Mitchell traces Tressell’s line of descent from John Bunyan through, among others, Jonathan Swift, Daniel Defoe, Henry Fielding and Charles Dickens. Tressell himself said that he read Fielding and Dickens while he was writing The Ragged Trousered Philanthropists but it is the influence of Dickens which is most evident in the book, particularly in the way the reader’s attention is directed to the sufferings of children: how their bodies are deformed, how their minds are stultified and their sensibilities brutalised. But the children in the novel are not just victims, they also represent hope for the future: they disregard the class distinctions (pp. 77-8) and, in contrast to the selfishness which the system demands, they show themselves willing to share (p. 136).

In addition to signifying the contradictory qualities of pathos and optimism the term ‘children’ is frequently used of the philanthropists. This brings into relief the latent paternalism in the novel, present in such gestures as Barrington’s gift of £10 to the Owens. Here again Tressell shows his indebtedness to Dickens whose kind hearted capitalists, such as the Cheeryble brothers in Nicholas Nickleby, implied that the system did not need to be fundamentally changed.

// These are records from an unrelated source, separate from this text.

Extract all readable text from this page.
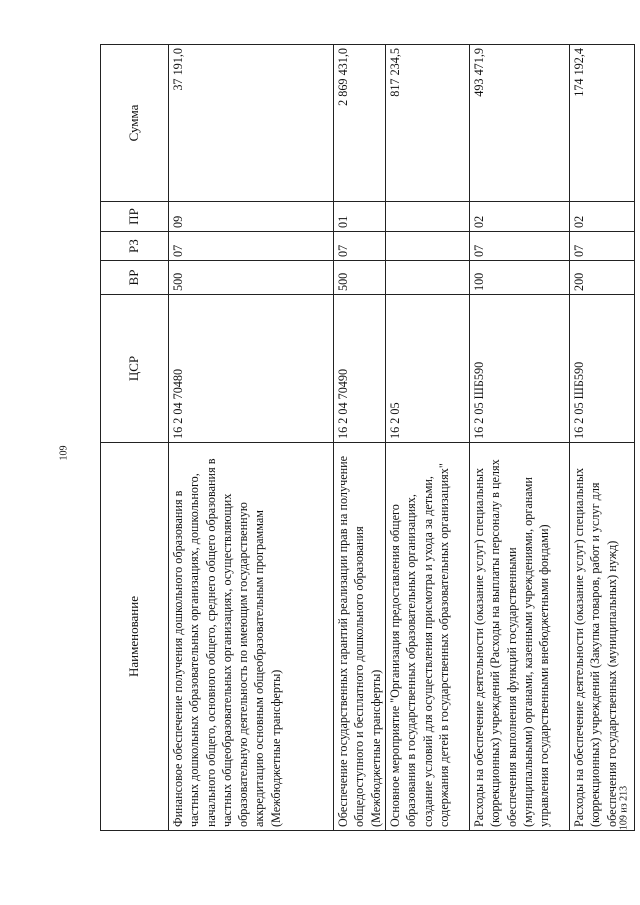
109
109 из 213
Наименование	ЦСР	ВР	РЗ	ПР	Сумма
Финансовое обеспечение получения дошкольного образования в частных дошкольных образовательных организациях, дошкольного, начального общего, основного общего, среднего общего образования в частных общеобразовательных организациях, осуществляющих образовательную деятельность по имеющим государственную аккредитацию основным общеобразовательным программам (Межбюджетные трансферты)	16 2 04 70480	500	07	09	37 191,0
Обеспечение государственных гарантий реализации прав на получение общедоступного и бесплатного дошкольного образования (Межбюджетные трансферты)	16 2 04 70490	500	07	01	2 869 431,0
Основное мероприятие "Организация предоставления общего образования в государственных образовательных организациях, создание условий для осуществления присмотра и ухода за детьми, содержания детей в государственных образовательных организациях"	16 2 05				817 234,5
Расходы на обеспечение деятельности (оказание услуг) специальных (коррекционных) учреждений (Расходы на выплаты персоналу в целях обеспечения выполнения функций государственными (муниципальными) органами, казенными учреждениями, органами управления государственными внебюджетными фондами)	16 2 05 ШБ590	100	07	02	493 471,9
Расходы на обеспечение деятельности (оказание услуг) специальных (коррекционных) учреждений (Закупка товаров, работ и услуг для обеспечения государственных (муниципальных) нужд)	16 2 05 ШБ590	200	07	02	174 192,4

Tressell’s novel can also be seen as belonging to the tradition of working class writing. The standard working class novel of the nineteenth century such as Thomas Martin Wheeler’s Sunshine and Shadows (1849) or H. J. Bramsbury’s A Working Class Tragedy (1895), was highly partisan but ‘failed to get inside working class life’ because it relied on the formula of the romance, mystery or adventure novel.11 Tressell was able to overcome this limitation by recourse to the techniques of the realistic novel, those techniques themselves being modified by the commitment to socialism. Hence, unlike the bourgeois novel, The Ragged Trousered Philanthropists is more interested in the fate of the community than just the individual.